Drew Barrymore und der bedeckte Telefon-Sex
31.08.2010 | 16:25 Uhr 2010-08-31T16:25:00+0200
Essen.Romantische Komödien aus Hollywood gibt es zurzeit wie Sand am Meer. Die Dokumentaristin Nanette Burstein erzählt in ihrem ersten Spielfilm mit Drew Barrymore und Justin Long von einer Fernbeziehung. Das ist wenig aufregend - und hat ein Happy-End.
Früher war die romantische Komödie in Hollywood mal eine eigene, geachtete Kunstform. Heute werden die „RomComs“ (so die Kurzform) im Dutzend produziert. Mit immer anderen Gesichtern, alten Geschichten und wenig Wagemut. Von der Gedankenlosigkeit, mit der sie auf den Markt geworfen werden, zeugen auch die beliebigen deutschen Titel wie „Verrückt nach Dir “.

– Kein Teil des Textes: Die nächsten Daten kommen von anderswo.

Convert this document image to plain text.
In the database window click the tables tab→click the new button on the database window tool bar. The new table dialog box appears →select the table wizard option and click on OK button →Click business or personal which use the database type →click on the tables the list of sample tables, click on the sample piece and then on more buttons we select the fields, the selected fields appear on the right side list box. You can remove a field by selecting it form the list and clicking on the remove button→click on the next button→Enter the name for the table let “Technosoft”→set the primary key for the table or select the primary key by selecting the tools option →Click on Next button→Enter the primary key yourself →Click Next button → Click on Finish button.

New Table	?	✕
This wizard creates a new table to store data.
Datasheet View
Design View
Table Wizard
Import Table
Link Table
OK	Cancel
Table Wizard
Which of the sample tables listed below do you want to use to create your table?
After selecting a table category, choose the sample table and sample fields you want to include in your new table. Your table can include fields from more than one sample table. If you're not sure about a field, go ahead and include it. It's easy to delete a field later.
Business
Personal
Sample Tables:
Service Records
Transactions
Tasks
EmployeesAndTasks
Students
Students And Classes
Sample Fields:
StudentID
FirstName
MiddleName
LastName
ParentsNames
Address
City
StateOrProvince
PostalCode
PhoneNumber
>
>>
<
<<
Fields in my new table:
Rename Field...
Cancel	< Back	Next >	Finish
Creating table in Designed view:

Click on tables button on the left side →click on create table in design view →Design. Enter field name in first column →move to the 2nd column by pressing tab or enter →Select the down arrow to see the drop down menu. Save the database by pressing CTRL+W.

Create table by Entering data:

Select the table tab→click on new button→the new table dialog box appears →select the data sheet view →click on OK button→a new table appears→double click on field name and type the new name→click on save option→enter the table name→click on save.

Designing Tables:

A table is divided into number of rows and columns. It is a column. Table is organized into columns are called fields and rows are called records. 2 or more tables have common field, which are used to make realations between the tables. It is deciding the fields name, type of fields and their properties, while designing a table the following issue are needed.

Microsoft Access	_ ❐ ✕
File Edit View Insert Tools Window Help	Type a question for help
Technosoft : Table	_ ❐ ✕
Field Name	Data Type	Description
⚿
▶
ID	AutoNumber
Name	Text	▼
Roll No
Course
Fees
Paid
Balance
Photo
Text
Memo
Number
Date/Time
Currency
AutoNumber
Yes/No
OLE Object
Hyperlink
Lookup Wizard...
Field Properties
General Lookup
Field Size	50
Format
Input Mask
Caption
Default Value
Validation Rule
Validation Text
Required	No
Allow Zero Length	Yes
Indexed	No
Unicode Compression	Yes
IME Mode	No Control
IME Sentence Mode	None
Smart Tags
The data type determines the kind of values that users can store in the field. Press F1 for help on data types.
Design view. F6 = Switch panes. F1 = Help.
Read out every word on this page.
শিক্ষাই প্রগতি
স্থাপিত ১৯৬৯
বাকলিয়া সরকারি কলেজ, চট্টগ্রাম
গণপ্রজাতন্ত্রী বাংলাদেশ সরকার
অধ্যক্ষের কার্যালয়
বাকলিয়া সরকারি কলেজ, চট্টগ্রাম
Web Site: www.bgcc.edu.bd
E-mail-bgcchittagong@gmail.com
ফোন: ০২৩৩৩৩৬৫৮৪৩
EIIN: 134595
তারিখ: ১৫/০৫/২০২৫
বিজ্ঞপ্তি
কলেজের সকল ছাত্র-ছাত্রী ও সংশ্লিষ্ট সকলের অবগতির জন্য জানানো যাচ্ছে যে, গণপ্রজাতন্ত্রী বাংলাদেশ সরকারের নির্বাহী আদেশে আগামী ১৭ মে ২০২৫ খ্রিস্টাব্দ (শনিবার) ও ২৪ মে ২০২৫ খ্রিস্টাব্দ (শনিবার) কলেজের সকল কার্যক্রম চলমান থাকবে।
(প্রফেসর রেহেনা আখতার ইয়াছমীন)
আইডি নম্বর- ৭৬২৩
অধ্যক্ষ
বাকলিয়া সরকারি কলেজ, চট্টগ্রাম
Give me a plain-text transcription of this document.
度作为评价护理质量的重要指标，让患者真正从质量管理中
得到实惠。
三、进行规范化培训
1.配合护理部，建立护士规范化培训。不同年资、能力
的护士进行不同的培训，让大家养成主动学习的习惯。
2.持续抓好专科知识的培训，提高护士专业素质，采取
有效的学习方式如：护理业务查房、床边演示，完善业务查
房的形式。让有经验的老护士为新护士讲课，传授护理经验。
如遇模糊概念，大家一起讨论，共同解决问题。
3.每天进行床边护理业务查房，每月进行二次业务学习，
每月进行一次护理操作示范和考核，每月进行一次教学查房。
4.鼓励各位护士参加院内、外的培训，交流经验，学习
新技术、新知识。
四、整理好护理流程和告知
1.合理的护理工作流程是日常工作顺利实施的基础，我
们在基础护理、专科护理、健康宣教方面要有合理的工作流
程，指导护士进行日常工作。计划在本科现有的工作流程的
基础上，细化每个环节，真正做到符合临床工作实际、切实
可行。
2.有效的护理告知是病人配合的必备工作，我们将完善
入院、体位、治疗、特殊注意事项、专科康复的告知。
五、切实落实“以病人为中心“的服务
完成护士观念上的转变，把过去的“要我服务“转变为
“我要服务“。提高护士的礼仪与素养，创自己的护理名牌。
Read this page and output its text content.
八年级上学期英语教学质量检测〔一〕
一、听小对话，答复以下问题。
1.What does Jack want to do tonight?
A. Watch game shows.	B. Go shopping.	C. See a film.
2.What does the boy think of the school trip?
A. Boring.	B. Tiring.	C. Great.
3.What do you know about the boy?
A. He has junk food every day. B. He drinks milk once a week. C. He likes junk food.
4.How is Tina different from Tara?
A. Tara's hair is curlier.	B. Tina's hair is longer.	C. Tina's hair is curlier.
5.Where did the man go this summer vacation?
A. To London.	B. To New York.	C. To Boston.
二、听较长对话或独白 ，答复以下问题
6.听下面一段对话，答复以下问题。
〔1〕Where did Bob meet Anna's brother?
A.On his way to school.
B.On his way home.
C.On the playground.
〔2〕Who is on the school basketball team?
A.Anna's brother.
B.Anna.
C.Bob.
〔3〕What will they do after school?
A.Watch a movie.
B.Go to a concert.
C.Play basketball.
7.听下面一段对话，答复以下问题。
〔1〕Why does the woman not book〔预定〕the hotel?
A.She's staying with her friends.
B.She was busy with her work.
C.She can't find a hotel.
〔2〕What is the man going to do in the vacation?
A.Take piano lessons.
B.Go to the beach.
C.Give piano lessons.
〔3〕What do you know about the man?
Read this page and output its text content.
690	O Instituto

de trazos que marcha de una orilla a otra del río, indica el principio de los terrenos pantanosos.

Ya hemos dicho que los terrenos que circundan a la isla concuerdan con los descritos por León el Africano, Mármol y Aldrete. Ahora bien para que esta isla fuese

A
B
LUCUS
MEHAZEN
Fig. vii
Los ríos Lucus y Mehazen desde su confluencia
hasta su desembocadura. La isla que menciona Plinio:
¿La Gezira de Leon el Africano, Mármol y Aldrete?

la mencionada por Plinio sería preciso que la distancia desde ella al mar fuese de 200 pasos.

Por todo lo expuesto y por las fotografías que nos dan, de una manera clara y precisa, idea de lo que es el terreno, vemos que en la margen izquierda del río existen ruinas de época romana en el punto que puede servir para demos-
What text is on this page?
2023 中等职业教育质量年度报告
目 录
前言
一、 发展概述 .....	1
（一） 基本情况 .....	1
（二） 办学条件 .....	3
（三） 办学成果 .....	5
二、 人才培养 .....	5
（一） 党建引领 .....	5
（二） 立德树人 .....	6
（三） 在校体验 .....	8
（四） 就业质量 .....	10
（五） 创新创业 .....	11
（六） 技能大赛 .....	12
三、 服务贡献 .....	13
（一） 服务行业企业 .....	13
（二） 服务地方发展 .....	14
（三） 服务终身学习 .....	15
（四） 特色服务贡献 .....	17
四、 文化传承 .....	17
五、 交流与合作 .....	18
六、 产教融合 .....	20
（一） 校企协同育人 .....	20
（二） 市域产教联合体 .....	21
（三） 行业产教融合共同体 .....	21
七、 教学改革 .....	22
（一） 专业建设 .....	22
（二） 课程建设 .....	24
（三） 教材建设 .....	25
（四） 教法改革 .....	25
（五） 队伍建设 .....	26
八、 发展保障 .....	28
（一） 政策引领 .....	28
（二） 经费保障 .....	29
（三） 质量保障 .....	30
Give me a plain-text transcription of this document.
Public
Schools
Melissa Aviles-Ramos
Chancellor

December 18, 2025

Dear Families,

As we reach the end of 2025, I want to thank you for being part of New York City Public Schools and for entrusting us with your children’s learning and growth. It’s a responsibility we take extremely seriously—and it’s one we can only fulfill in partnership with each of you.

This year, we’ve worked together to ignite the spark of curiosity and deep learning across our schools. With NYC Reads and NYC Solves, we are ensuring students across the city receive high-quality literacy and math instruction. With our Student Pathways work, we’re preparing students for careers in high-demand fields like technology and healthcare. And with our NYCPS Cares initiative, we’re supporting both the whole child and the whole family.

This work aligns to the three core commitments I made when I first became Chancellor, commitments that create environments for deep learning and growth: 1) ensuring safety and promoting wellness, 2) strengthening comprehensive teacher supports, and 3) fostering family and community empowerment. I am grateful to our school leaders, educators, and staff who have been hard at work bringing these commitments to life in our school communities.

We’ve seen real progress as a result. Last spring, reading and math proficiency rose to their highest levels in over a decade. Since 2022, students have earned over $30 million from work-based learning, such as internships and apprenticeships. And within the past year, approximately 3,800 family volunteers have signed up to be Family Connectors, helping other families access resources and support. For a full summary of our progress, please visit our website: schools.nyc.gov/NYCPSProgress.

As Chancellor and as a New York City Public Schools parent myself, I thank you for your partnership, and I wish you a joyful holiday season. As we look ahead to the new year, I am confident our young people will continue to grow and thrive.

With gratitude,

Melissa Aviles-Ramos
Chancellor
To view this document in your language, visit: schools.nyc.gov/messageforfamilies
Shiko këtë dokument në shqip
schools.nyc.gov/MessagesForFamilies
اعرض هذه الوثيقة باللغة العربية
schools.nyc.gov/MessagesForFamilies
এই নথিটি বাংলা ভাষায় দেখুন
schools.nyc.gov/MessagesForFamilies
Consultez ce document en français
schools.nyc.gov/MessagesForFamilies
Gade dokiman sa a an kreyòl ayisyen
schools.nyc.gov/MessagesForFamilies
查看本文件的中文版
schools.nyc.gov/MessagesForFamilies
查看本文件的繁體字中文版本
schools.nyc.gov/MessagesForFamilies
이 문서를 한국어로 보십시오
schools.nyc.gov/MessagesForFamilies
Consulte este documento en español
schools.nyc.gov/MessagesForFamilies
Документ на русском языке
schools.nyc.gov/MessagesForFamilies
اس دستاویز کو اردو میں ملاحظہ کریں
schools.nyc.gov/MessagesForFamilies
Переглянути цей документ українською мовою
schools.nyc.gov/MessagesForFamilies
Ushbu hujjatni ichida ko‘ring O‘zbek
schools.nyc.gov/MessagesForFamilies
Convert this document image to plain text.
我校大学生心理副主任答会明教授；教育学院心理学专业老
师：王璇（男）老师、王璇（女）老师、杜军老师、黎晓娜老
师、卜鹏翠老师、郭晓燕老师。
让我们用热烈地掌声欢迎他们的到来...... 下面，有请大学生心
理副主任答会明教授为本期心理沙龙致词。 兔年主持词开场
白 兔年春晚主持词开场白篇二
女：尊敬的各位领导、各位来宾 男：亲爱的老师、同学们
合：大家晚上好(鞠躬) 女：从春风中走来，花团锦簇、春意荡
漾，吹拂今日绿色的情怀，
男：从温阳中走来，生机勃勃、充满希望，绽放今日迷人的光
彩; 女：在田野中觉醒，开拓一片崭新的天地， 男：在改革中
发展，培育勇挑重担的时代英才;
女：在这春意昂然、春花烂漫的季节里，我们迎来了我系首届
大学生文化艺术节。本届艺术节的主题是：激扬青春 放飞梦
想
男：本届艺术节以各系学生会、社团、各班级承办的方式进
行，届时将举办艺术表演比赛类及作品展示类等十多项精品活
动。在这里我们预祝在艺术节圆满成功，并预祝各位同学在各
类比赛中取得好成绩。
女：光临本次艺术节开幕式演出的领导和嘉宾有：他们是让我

Verrückt nach irgendwem, das waren auf der Leinwand schon viele. Und deshalb hat man gedanklich schon fast wieder mit dem Werk abgeschlossen, kaum dass der Abspann läuft. Was kann eine romantische Komödie im 21. Jahrhundert noch bemerkenswert machen? Drehbuchautor George LaTulippe hat sich für den größtmöglichen Realismus entschieden. Als Regisseurin dieses vermeintlich lebensnahen Liebesfilms wurde die Dokumentarfilmerin Nanette Burstein engagiert.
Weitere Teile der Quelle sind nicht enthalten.